In effetti, non solo non sembrava mancare nulla, ma era tutto decisamente in ordine. Perfetto.
Come era solito lasciare il negozio.
“Michael, facciamo così… andiamo a teatro. Dopo torniamo qui per verificare meglio.”
“E se questi tornano?”
“Eh, ruberanno due magliette… cosa ti devo dire?” – l’ironia di Emanuele piacque ai due che si concessero un sorriso, interrompendo così, l’angoscia e l’incredulità del momento.
“Ora basta forzare quest’inferriata, basta…” – Attilio stava mostrando il modo più semplice per arrivare nella zona dei camerini del teatro Diego Fabbri eludendo la sorveglianza: scassinare una finestra di via dall’Aste, la stradina che costeggiava il maggiore teatro forlivese, quello con ingresso su corso Diaz.
“Ah, pensavo conoscessi un metodo più… consono.

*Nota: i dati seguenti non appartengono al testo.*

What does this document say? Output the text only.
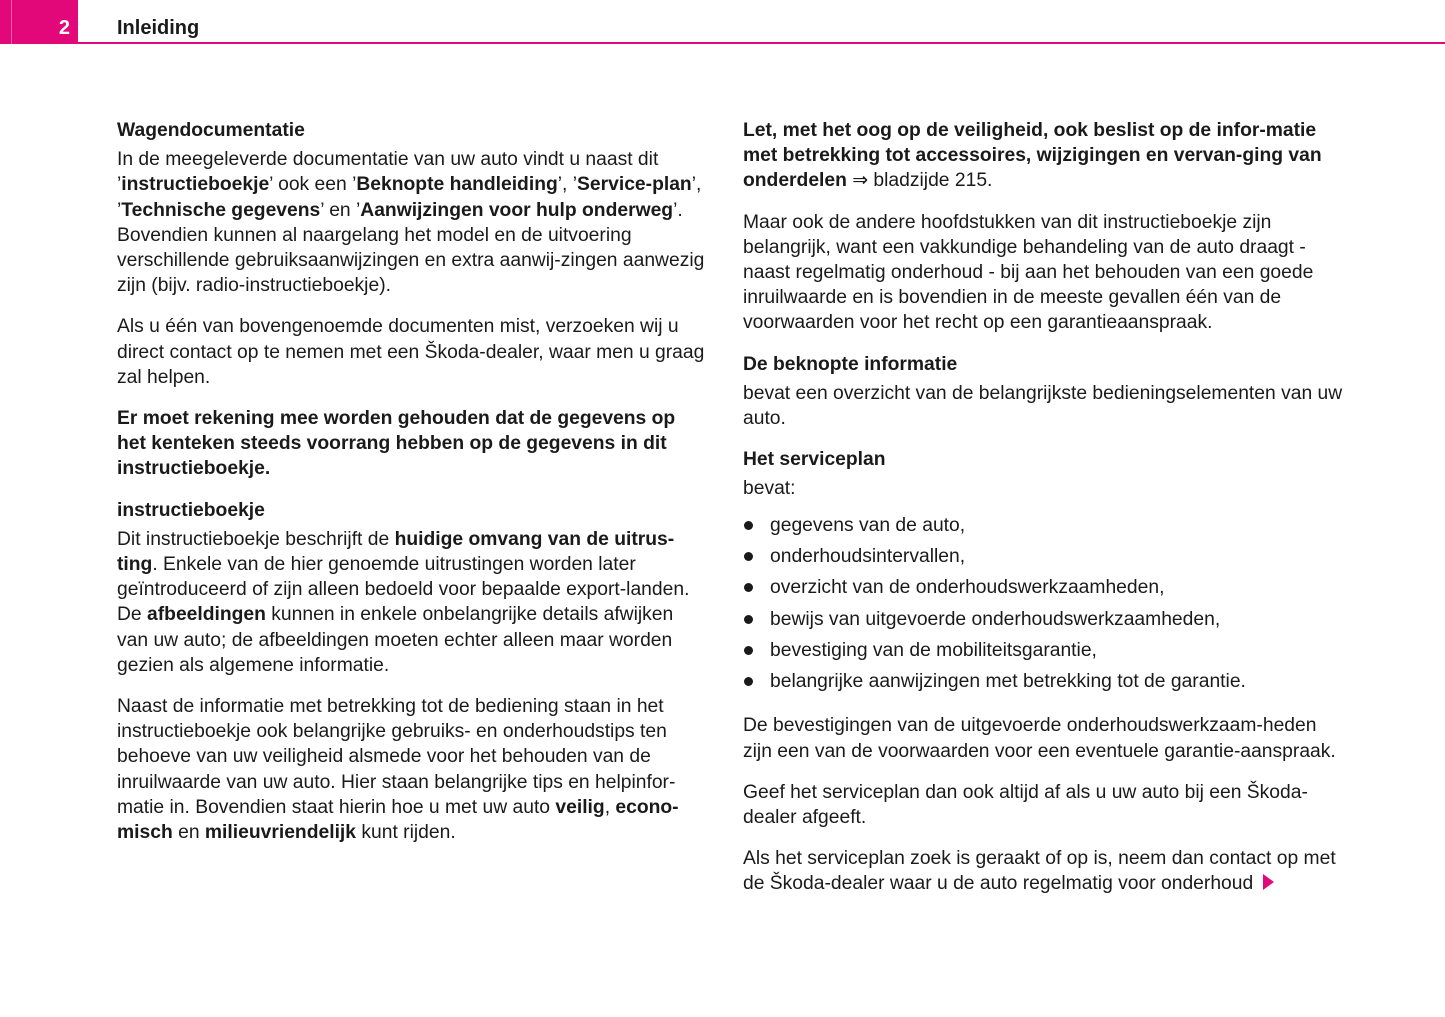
2 Inleiding
Wagendocumentatie

In de meegeleverde documentatie van uw auto vindt u naast dit ’instructieboekje’ ook een ’Beknopte handleiding’, ’Service-plan’, ’Technische gegevens’ en ’Aanwijzingen voor hulp onderweg’. Bovendien kunnen al naargelang het model en de uitvoering verschillende gebruiksaanwijzingen en extra aanwij-zingen aanwezig zijn (bijv. radio-instructieboekje).

Als u één van bovengenoemde documenten mist, verzoeken wij u direct contact op te nemen met een Škoda-dealer, waar men u graag zal helpen.

Er moet rekening mee worden gehouden dat de gegevens op het kenteken steeds voorrang hebben op de gegevens in dit instructieboekje.

instructieboekje

Dit instructieboekje beschrijft de huidige omvang van de uitrus-ting. Enkele van de hier genoemde uitrustingen worden later geïntroduceerd of zijn alleen bedoeld voor bepaalde export-landen. De afbeeldingen kunnen in enkele onbelangrijke details afwijken van uw auto; de afbeeldingen moeten echter alleen maar worden gezien als algemene informatie.

Naast de informatie met betrekking tot de bediening staan in het instructieboekje ook belangrijke gebruiks- en onderhoudstips ten behoeve van uw veiligheid alsmede voor het behouden van de inruilwaarde van uw auto. Hier staan belangrijke tips en helpinfor-matie in. Bovendien staat hierin hoe u met uw auto veilig, econo-misch en milieuvriendelijk kunt rijden.

Let, met het oog op de veiligheid, ook beslist op de infor-matie met betrekking tot accessoires, wijzigingen en vervan-ging van onderdelen ⇒ bladzijde 215.

Maar ook de andere hoofdstukken van dit instructieboekje zijn belangrijk, want een vakkundige behandeling van de auto draagt - naast regelmatig onderhoud - bij aan het behouden van een goede inruilwaarde en is bovendien in de meeste gevallen één van de voorwaarden voor het recht op een garantieaanspraak.

De beknopte informatie

bevat een overzicht van de belangrijkste bedieningselementen van uw auto.

Het serviceplan

bevat:

gegevens van de auto,
onderhoudsintervallen,
overzicht van de onderhoudswerkzaamheden,
bewijs van uitgevoerde onderhoudswerkzaamheden,
bevestiging van de mobiliteitsgarantie,
belangrijke aanwijzingen met betrekking tot de garantie.

De bevestigingen van de uitgevoerde onderhoudswerkzaam-heden zijn een van de voorwaarden voor een eventuele garantie-aanspraak.

Geef het serviceplan dan ook altijd af als u uw auto bij een Škoda-dealer afgeeft.

Als het serviceplan zoek is geraakt of op is, neem dan contact op met de Škoda-dealer waar u de auto regelmatig voor onderhoud
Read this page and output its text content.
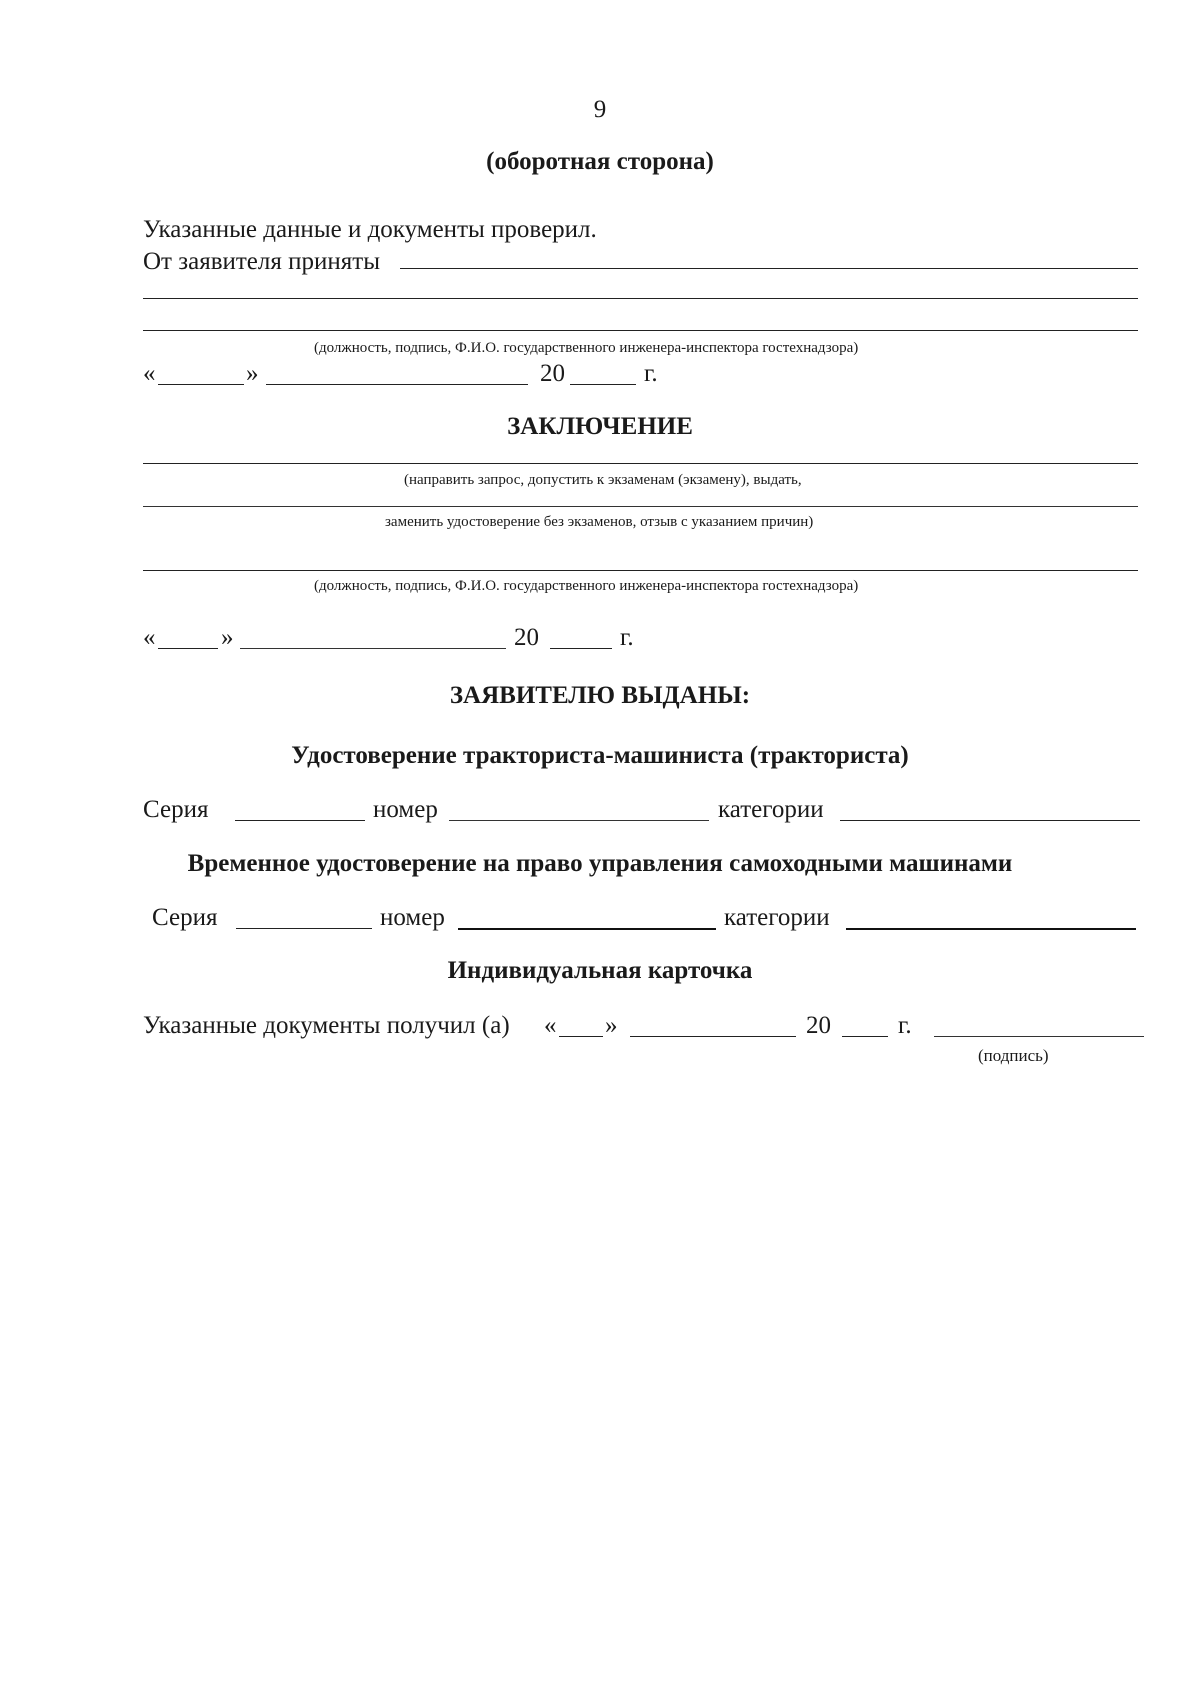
9
(оборотная сторона)
Указанные данные и документы проверил.
От заявителя приняты
(должность, подпись, Ф.И.О. государственного инженера-инспектора гостехнадзора)
«	»	20	г.
ЗАКЛЮЧЕНИЕ
(направить запрос, допустить к экзаменам (экзамену), выдать,
заменить удостоверение без экзаменов, отзыв с указанием причин)
(должность, подпись, Ф.И.О. государственного инженера-инспектора гостехнадзора)
«	»	20	г.
ЗАЯВИТЕЛЮ ВЫДАНЫ:
Удостоверение тракториста-машиниста (тракториста)
Серия	номер	категории
Временное удостоверение на право управления самоходными машинами
Серия	номер	категории
Индивидуальная карточка
Указанные документы получил (а) « »	20	г.
(подпись)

Ma se è efficace, nulla dire! – obiettò senza troppa convinzione il misterioso amico di Attilio.
In un attimo erano dentro. Un piccolo corridoio con quattro porte, due per alto, sui muri decine e
decine di fotografie di attori passati per quegli ambienti.
“Questi sono tutti miei amici, sono...” – continuava a ripetere Attilio passando con una mano sopra ad ogni immagine, contento e quasi commosso, fino ad arrivare, spolverando quelle istantanee, alla porta sulla quale brillava una targhetta color oro che recitava: ROBERTO BENIGNI.
“Non resta che convincere Roberto a lasciarmi la scena, non resta…”
“Non resta che convincerlo, sì.”
Toc. Toc. “Avanti!” – la voce di Benigni rimbombò nel camerino.
“Roberto, sono Attilio, sono…”
“Attilio! Ma da quanto tempo! Fatti dare un abbraccio! Ma come stai? Non sei invecchiato per
nulla eh!... non è invecchiato per niente!” – disse ridendo rivolgendosi all’elegante sconosciuto.
“Ciao Roberto, ciao! Sto bene, tu??? Ho visto che hai vinto un Oscar, hai! Anche io ne ho due, ne ho…”
Roberto Benigni ed Attilio non si vedevano dall'estate del 1989, periodo nel quale girarono
insieme “La voce della luna”, l’ultimo film diretto da Federico Fellini.
Benigni doveva aver conservato un bellissimo ricordo di quell'educato e simpatico forlivese, generoso e sempre volenteroso nell'aiutare tutti.
Avevano passato tantissimo tempo insieme, nelle pause, con Paolo Villaggio a fare a gara su chi facesse rimbalzare più volte i sassi sull'acqua e a progettare scherzi.
Non si erano mai più visti, nonostante il comico toscano avesse provato più volte a chiamarlo al telefono senza ottenere risposta. Chiese in giro sue notizie. Nessuno seppe raccontargli della tragedia famigliare che catapultò Attilio dal cinema al cemento, in una notte.
Tutto successe molto rapidamente. L’elegante signore, sfruttando gli affettuosi convenevoli e il fattore sorpresa, si gettò contro Roberto Benigni, avvolgendogli la sciarpa intorno al collo e
facendolo, così, barcollare e poi cadere come un corpo morto. La testa del premio Oscar batté, inevitabilmente, sulla sedia, facendogli perdere immediatamente i sensi. Venne, poi, legato solidamente alla gamba della pesante scrivania dall’uomo col cappotto giallo, sempre con l’inseparabile sciarpa.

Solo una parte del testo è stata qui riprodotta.